Position de la question.
On appelait autrefois passions tous les états affectifs.
Aujourd'hui on réserve ce nom à
des états affectifs fort complexes qui présentent à la fois l'exaltation de l'émotion et la durée du sentiment.
Il est
nécessaire de rappeler brièvement quelques-uns des traits caractéristiques de ces états afin de mieux voir comment
se pose le problème de leur maîtrise.
I.
Ce que sont les passions.
A la base de la passion, il y a toujours une tendance ou un désir qui s'exagère au point de devenir le « centre de
tout » dans l'âme du sujet et qui transforme ainsi la personnalité tout entière.
A.
— Par suite de l'intervention de l'imagination (cristallisation), la passion transforme la représentation de son objet
en idée fixe : elle subjugue l'intelligence et fausse le raisonnement, désormais asservi à sa justification.
B.
— Elle exalte l'affectivité, mais l'oriente en un sens unique et souvent ferme le coeur à tout ce qui ne touche pas
à son objet.
C.
— Elle est source d'énergie, mais c'est une énergie dont le sujet n'est plus maître et qui déborde sa volonté.
—
En un mot, le passionné est, comme le dit RIBOT, « confisqué tout entier par sa passion ».
Cette rapide analyse nous montre à la fois : 1° combien il importerait que nous puissions maîtriser nos passions; —
2° combien cette maîtrise est difficile, puisque précisément le passionné ne s'appartient plus.
II.
La prophylaxie de la passion.
Le mieux serait évidemment de se tenir en garde contre les passions de façon à les éviter et à maintenir nos désirs
dans de justes limites.
P.
JANET a remarqué que la passion prend généralement naissance dans des périodes de
dépression morale, d'ennui ou d'oisiveté.
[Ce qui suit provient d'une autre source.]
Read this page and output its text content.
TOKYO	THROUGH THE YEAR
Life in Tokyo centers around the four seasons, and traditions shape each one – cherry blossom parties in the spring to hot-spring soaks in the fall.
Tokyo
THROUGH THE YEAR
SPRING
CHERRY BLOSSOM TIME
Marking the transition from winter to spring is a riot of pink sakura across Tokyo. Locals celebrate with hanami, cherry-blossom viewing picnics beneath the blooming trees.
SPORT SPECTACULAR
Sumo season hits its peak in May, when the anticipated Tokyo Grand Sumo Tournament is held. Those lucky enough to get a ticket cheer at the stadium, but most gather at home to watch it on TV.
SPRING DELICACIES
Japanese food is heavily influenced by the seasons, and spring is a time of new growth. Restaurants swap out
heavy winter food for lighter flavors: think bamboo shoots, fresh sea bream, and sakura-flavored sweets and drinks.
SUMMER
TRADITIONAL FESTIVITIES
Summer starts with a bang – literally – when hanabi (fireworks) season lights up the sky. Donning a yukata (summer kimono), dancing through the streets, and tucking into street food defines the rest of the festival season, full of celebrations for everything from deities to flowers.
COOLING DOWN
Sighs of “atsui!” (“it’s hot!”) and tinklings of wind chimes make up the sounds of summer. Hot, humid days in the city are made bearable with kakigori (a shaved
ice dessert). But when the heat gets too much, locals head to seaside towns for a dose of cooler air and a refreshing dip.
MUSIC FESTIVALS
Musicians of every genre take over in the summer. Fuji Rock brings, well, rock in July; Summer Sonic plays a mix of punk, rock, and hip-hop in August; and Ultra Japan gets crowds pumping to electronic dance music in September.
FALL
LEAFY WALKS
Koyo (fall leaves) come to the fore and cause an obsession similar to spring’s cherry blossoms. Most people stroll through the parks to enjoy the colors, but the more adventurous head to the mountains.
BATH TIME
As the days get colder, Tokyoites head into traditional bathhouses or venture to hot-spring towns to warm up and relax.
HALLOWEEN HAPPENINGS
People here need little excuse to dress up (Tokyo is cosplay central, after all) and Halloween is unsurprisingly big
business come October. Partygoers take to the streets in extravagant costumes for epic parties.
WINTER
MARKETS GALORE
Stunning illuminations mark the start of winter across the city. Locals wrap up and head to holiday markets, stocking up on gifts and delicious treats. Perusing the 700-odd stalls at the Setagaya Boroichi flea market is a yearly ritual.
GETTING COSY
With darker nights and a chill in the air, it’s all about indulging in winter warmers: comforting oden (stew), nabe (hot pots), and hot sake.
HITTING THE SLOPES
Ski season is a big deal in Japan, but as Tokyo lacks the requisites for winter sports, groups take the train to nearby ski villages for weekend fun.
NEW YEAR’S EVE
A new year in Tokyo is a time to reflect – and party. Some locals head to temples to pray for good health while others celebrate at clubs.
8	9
A ce stade, il nous est possible de nous ressaisir en évitant de telles
abdications de la volonté.
III.
La lutte contre la passion.
Mais ces remarques ne résolvent pas la question.
Le véritable — et le plus difficile — problème est de savoir
comment, la passion une fois constituée, nous pouvons nous en délivrer.
A.
— Ne nous dissimulons pas qu'alors notre pouvoir est assez restreint.
La caractéristique de la passion est, nous l'avons dit, qu'elle transforme notre personnalité, qu'elle fausse notre
intelligence, altère notre sensibilité, subjugue notre volonté normale.
Comment obtenir d'un sujet dont toute la vie
psychique se trouve ainsi comme « polarisée », qu'il veuille se libérer de sa passion qui, le plus souvent, l'enchante,
qui est toute sa vie et qui lui fait voir le monde et ses propres actes sous un jour trompeur? — Fort heureusement
cependant, il arrive que des incidents extérieurs : attitude de l'entourage, constatations des conséquences des
erreurs commises, ou des scrupules moraux, viennent, au moins pour un moment, ouvrir les yeux du passionné.
B.
— Même en ce cas, il est difficile — peut-être même dangereux — de chercher à lutter contre la passion
directement.
On ne ferait bien souvent que la renforcer.
C.
— Il faut donc lutter contre la passion indirectement.
— 1° Notre vrai pouvoir sur elle est de chercher à nous
distraire, à échapper à l'univers dans lequel elle nous enferme.
Partir, voyager, « changer d'air », comme on dit
familièrement, est souvent le meilleur remède.
Il arrive alors que la passion s'évanouisse tout à coup : une
décristallisation soudaine se produit; le sujet se trouve comme brusquement dégrisé.
Un romancier contemporain
(Michel BUTOR, La modification) a montré comment la passion peut tomber d'elle-même quand le sujet se rend
compte que l'atmosphère dans laquelle elle s'était développée ne peut plus être retrouvée.
— 2° On peut aussi
essayer, puisque la passion est un déséquilibre, de rétablir l'équilibre en se contraignant à des activités (physiques,
de préférence : sport, etc.) n'ayant aucun rapport avec elle.
— 3° N'oublions pas enfin que, chez un sujet ayant
une forte éducation morale ou religieuse, ces forces spirituelles peuvent, en dépit de la « polarisation » dont nous
avons parlé, triompher de la passion.
Encore faudra-t-il, même en ce cas, ne pas dédaigner les adjuvants extérieurs
: il faut, comme disait PASCAL, « ployer la machine ».
Conclusion.
Notre pouvoir sur nos passions est donc assez restreint; mais il n'est pas nul..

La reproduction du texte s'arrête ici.